Emily Dillon arose suddenly and opened the door of the hall cautiously, putting her face into the opening. The breeze from the dining-room window blew on her hot cheeks and gave her steadiness as she stood apparently listening. When she turned around, her face was entirely serene.

“I didn’t know but Harriet had forgotten something and come back,” she explained, “but I guess it was just a dog scratching at the screen door.”

Rebecca eyed her intently with satisfaction.

“My, how pretty you do look! Your cheeks is as pink as clove pinks! Your figure’s as trim as when you was fourteen. Your skirt’s an awful good fit. I always did admire that skirt. I thought if I ever got ahead I’d get me one like it someday if you didn’t mind. When you get it wore out, Em’ly, give it to me fer a keepsake. I’d like to have it hangin’ round in the closet jest to remind me o’ you.”
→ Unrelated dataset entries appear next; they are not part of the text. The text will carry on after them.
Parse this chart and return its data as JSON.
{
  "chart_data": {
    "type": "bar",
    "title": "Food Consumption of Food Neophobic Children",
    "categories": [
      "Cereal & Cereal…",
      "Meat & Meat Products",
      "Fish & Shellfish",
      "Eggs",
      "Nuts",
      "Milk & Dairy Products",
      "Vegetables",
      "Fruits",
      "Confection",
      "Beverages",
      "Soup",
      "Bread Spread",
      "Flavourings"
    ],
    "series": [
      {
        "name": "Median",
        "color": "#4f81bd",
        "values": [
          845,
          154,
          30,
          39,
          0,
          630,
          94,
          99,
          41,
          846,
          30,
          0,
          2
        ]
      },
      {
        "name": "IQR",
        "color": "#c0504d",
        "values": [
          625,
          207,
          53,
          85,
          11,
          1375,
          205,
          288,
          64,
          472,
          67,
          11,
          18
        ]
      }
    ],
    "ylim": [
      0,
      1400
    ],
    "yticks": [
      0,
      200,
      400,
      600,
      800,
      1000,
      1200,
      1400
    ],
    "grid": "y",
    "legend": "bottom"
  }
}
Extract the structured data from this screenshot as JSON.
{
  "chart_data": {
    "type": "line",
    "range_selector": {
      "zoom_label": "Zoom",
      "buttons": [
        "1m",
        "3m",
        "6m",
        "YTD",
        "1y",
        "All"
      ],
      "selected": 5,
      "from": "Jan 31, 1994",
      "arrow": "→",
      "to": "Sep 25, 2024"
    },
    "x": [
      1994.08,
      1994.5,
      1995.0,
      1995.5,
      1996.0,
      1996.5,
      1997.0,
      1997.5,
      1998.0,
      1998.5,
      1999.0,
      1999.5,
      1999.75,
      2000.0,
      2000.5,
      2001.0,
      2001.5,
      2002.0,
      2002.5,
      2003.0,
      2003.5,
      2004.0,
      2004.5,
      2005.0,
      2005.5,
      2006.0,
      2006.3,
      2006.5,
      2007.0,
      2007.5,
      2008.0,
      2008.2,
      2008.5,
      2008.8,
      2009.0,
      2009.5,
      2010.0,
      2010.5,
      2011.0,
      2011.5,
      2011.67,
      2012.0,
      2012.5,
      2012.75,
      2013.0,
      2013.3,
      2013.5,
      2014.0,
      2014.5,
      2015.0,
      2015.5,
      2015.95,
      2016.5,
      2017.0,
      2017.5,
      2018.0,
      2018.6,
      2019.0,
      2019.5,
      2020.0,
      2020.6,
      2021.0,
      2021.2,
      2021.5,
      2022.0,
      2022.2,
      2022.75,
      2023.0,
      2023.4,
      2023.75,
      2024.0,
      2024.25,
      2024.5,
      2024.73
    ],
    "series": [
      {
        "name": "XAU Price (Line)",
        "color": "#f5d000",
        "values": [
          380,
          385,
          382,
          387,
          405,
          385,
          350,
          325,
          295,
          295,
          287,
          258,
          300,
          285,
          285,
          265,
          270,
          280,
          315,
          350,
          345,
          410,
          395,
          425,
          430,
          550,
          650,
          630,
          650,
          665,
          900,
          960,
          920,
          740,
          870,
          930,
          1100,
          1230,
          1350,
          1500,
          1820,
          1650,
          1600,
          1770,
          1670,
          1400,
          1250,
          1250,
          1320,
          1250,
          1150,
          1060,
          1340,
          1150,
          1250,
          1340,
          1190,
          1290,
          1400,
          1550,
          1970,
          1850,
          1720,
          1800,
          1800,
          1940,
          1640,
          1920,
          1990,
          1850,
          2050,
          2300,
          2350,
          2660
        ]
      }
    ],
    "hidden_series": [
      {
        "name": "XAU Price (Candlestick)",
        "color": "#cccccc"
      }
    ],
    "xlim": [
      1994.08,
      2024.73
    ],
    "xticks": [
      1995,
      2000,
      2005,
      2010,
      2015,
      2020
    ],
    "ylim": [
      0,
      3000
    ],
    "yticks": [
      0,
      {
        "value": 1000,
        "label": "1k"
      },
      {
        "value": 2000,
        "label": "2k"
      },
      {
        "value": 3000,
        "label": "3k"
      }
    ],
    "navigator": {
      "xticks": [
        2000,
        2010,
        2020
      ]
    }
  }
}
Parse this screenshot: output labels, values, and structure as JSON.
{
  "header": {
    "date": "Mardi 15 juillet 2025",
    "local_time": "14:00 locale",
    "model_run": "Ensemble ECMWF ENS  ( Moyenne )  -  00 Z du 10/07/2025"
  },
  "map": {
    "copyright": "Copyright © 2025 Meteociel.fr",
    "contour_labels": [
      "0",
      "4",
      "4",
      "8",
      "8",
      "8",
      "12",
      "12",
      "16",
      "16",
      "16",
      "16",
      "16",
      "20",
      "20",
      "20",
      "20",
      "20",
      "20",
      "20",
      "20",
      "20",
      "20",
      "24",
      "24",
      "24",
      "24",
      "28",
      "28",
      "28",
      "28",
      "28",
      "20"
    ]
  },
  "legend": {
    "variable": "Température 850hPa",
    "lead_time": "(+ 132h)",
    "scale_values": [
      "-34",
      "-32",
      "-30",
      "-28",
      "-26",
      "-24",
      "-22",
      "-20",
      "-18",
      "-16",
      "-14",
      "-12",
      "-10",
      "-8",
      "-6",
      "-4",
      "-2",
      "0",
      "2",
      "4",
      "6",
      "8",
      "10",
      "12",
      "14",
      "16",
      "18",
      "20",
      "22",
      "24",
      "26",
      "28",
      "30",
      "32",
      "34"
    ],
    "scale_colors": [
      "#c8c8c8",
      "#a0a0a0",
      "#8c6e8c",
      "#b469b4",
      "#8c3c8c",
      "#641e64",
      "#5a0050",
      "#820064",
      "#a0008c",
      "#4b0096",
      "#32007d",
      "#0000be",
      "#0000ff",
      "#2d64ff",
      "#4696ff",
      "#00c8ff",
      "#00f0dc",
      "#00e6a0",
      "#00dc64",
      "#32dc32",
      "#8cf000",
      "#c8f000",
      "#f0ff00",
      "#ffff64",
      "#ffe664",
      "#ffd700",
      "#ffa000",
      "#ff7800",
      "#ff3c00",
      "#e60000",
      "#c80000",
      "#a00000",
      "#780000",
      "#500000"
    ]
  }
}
“Why, you can have it now, Becky!” laughed Emily, laying down her sewing and beginning to fumble with the belt fastening. “I’m tired of it anyway, and I don’t need it. I’ve got two new ones. I’d love to have you wear it. There’s quite a lot of wear in it yet, and I believe it would fit you. We’re about of a size.”

Emily unhooked her skirt and stepped out of it smiling. Rebecca Ford, iron poised in air, stood protesting delightedly.

“Oh, now, Em’ly, I couldn’t take it right off your back that way. I really couldn’t. And you lookin’ so nice in it an’ all. Besides, what’ll Harriet say?”

“It’s not Harriet’s skirt,” said Emily with dignity. “She has no call to say anything.”